Announcing General Availability of orchestrating dbt Projects with Databricks Workflows
We are pleased to announce the General Availability (GA) of support for orchestrating dbt projects in Databricks Workflows. Since the start of Public Preview, we have hundreds of customers leverage this integration with dbt to collaboratively transform, test, and document data in Databricks SQL warehouses.
With dbt support in Workflows, your dbt project is retrieved from a Git repository, and a single-node cluster is launched with dbt-core and project dependencies on it. The SQL generated by dbt is run on a serverless SQL warehouse, providing easy debugging and great performance.
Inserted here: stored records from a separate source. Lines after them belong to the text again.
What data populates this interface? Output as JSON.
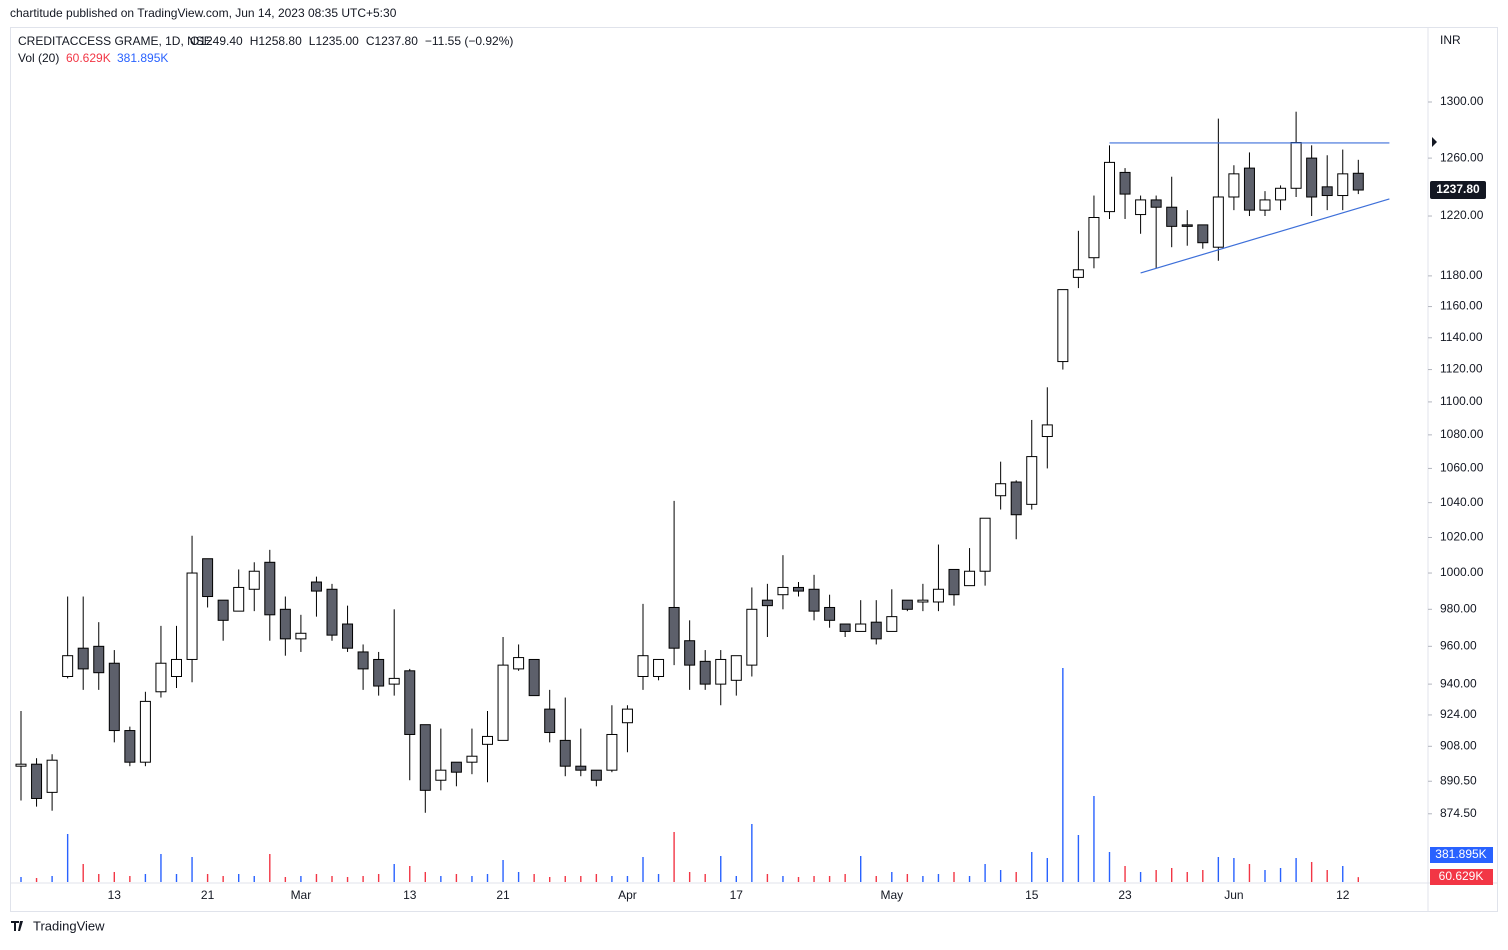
{
  "header": {
    "published": "chartitude published on TradingView.com, Jun 14, 2023 08:35 UTC+5:30"
  },
  "footer": "TradingView",
  "chart_data": {
    "type": "candlestick",
    "symbol": "CREDITACCESS GRAME, 1D, NSE",
    "ohlc_labels": [
      "O1249.40",
      "H1258.80",
      "L1235.00",
      "C1237.80",
      "−11.55 (−0.92%)"
    ],
    "currency": "INR",
    "log_scale": true,
    "categories": [
      null,
      null,
      null,
      null,
      null,
      null,
      "13",
      null,
      null,
      null,
      null,
      null,
      "21",
      null,
      null,
      null,
      null,
      null,
      "Mar",
      null,
      null,
      null,
      null,
      null,
      null,
      "13",
      null,
      null,
      null,
      null,
      null,
      "21",
      null,
      null,
      null,
      null,
      null,
      null,
      null,
      "Apr",
      null,
      null,
      null,
      null,
      null,
      null,
      "17",
      null,
      null,
      null,
      null,
      null,
      null,
      null,
      null,
      null,
      "May",
      null,
      null,
      null,
      null,
      null,
      null,
      null,
      null,
      "15",
      null,
      null,
      null,
      null,
      null,
      "23",
      null,
      null,
      null,
      null,
      null,
      null,
      "Jun",
      null,
      null,
      null,
      null,
      null,
      null,
      "12",
      null
    ],
    "open": [
      898,
      899,
      885,
      944,
      959,
      960,
      951,
      916,
      900,
      936,
      944,
      953,
      1008,
      985,
      979,
      991,
      1006,
      980,
      964,
      995,
      991,
      972,
      957,
      953,
      940,
      947,
      919,
      891,
      900,
      900,
      909,
      911,
      948,
      953,
      927,
      911,
      898,
      896,
      896,
      920,
      944,
      944,
      981,
      963,
      952,
      940,
      942,
      950,
      985,
      988,
      992,
      991,
      981,
      972,
      968,
      973,
      968,
      985,
      984,
      984,
      1002,
      993,
      1001,
      1044,
      1052,
      1039,
      1079,
      1125,
      1179,
      1192,
      1223,
      1250,
      1221,
      1231,
      1226,
      1214,
      1214,
      1199,
      1233,
      1253,
      1224,
      1231,
      1239,
      1260,
      1240,
      1234,
      1249.4
    ],
    "high": [
      926,
      902,
      904,
      987,
      987,
      973,
      958,
      918,
      936,
      971,
      971,
      1021,
      1008,
      985,
      1002,
      1006,
      1013,
      987,
      977,
      998,
      994,
      982,
      961,
      957,
      980,
      948,
      919,
      917,
      900,
      917,
      926,
      965,
      961,
      953,
      937,
      933,
      917,
      896,
      929,
      929,
      983,
      953,
      1041,
      974,
      958,
      958,
      955,
      992,
      994,
      1010,
      995,
      999,
      988,
      972,
      985,
      985,
      991,
      985,
      994,
      1016,
      1002,
      1014,
      1031,
      1064,
      1053,
      1089,
      1109,
      1171,
      1210,
      1234,
      1269,
      1253,
      1234,
      1234,
      1247,
      1224,
      1214,
      1288,
      1255,
      1264,
      1237,
      1241,
      1293,
      1269,
      1262,
      1266,
      1258.8
    ],
    "low": [
      881,
      878,
      876,
      943,
      937,
      937,
      910,
      898,
      898,
      933,
      938,
      941,
      981,
      963,
      979,
      979,
      963,
      955,
      957,
      976,
      963,
      957,
      937,
      934,
      934,
      891,
      875,
      886,
      888,
      894,
      890,
      911,
      947,
      934,
      910,
      893,
      893,
      888,
      895,
      905,
      937,
      942,
      950,
      937,
      937,
      929,
      934,
      944,
      965,
      980,
      987,
      974,
      970,
      965,
      968,
      961,
      968,
      979,
      979,
      979,
      982,
      993,
      993,
      1036,
      1019,
      1036,
      1060,
      1120,
      1172,
      1185,
      1218,
      1218,
      1208,
      1185,
      1199,
      1200,
      1198,
      1190,
      1224,
      1220,
      1220,
      1224,
      1233,
      1220,
      1224,
      1224,
      1235
    ],
    "close": [
      899,
      882,
      901,
      955,
      948,
      946,
      916,
      900,
      931,
      951,
      953,
      1000,
      987,
      974,
      992,
      1001,
      977,
      964,
      967,
      990,
      966,
      959,
      948,
      939,
      943,
      914,
      886,
      896,
      895,
      903,
      913,
      950,
      954,
      934,
      915,
      898,
      896,
      891,
      914,
      927,
      955,
      953,
      959,
      950,
      940,
      953,
      955,
      980,
      982,
      992,
      990,
      979,
      974,
      968,
      972,
      964,
      976,
      980,
      985,
      991,
      988,
      1001,
      1031,
      1051,
      1033,
      1067,
      1086,
      1171,
      1184,
      1219,
      1257,
      1235,
      1231,
      1226,
      1213,
      1213,
      1202,
      1233,
      1249,
      1224,
      1231,
      1239,
      1271,
      1233,
      1234,
      1249,
      1237.8
    ],
    "up_color": "#ffffff",
    "down_color": "#5d606b",
    "volume_label": "Vol (20)",
    "volume": [
      62.5,
      50,
      75,
      600,
      225,
      100,
      125,
      75,
      100,
      350,
      100,
      312.5,
      100,
      75,
      100,
      75,
      350,
      62.5,
      75,
      100,
      75,
      62.5,
      75,
      100,
      225,
      200,
      125,
      75,
      100,
      75,
      100,
      275,
      125,
      100,
      62.5,
      75,
      75,
      100,
      75,
      75,
      312.5,
      100,
      625,
      125,
      100,
      325,
      75,
      725,
      100,
      75,
      62.5,
      75,
      75,
      100,
      325,
      75,
      125,
      100,
      75,
      100,
      125,
      75,
      225,
      150,
      125,
      375,
      300,
      2675,
      587.5,
      1075,
      375,
      200,
      125,
      150,
      175,
      125,
      150,
      312.5,
      300,
      225,
      150,
      175,
      300,
      250,
      150,
      200,
      60.629
    ],
    "volume_ylim": [
      0,
      2800
    ],
    "volume_up_color": "#2962ff",
    "volume_down_color": "#f23645",
    "volume_last": {
      "value": 60.629,
      "label": "60.629K"
    },
    "volume_ma": {
      "value": 381.895,
      "label": "381.895K"
    },
    "last_price": {
      "value": 1237.8,
      "label": "1237.80"
    },
    "ylim": [
      841.9,
      1354.7
    ],
    "yticks": [
      {
        "value": 1300,
        "label": "1300.00"
      },
      {
        "value": 1260,
        "label": "1260.00"
      },
      {
        "value": 1220,
        "label": "1220.00"
      },
      {
        "value": 1180,
        "label": "1180.00"
      },
      {
        "value": 1160,
        "label": "1160.00"
      },
      {
        "value": 1140,
        "label": "1140.00"
      },
      {
        "value": 1120,
        "label": "1120.00"
      },
      {
        "value": 1100,
        "label": "1100.00"
      },
      {
        "value": 1080,
        "label": "1080.00"
      },
      {
        "value": 1060,
        "label": "1060.00"
      },
      {
        "value": 1040,
        "label": "1040.00"
      },
      {
        "value": 1020,
        "label": "1020.00"
      },
      {
        "value": 1000,
        "label": "1000.00"
      },
      {
        "value": 980,
        "label": "980.00"
      },
      {
        "value": 960,
        "label": "960.00"
      },
      {
        "value": 940,
        "label": "940.00"
      },
      {
        "value": 924,
        "label": "924.00"
      },
      {
        "value": 908,
        "label": "908.00"
      },
      {
        "value": 890.5,
        "label": "890.50"
      },
      {
        "value": 874.5,
        "label": "874.50"
      }
    ],
    "trendlines": [
      {
        "x": [
          70,
          88
        ],
        "y": [
          1270.7,
          1270.7
        ]
      },
      {
        "x": [
          72,
          88
        ],
        "y": [
          1181.9,
          1231.7
        ]
      }
    ],
    "trendline_color": "#3d6fd9"
  }
}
There are also robust and operational capabilities, such as the ability to repair failed runs and send alerts via Slack or a webhook destination when a dbt task fails, not to mention the ability to manage such jobs and retrieve dbt artifacts such as logs through the Jobs API.
With GA, we have extended support to SQL Pro Warehouses in addition to existing support for serverless SQL Warehouses. Moreover, we are happy to announce support for Databricks on Google Cloud Platform (GCP). Lineage from transforms specified in dbt projects is also automatically captured in Unity Catalog. Finally, even more dbt community packages such as dbt-artifacts now work with Databricks.
To get started with dbt on Databricks, simply run "pip install dbt-databricks." This installs the open source dbt-databricks package built together with dbt Labs and other contributors. You can follow our detailed guide to get started with an example project. Once you commit your source code to a git repository, you can use Databricks Workflows to execute your dbt models in production (see our docs for (AWS | Azure | GCP).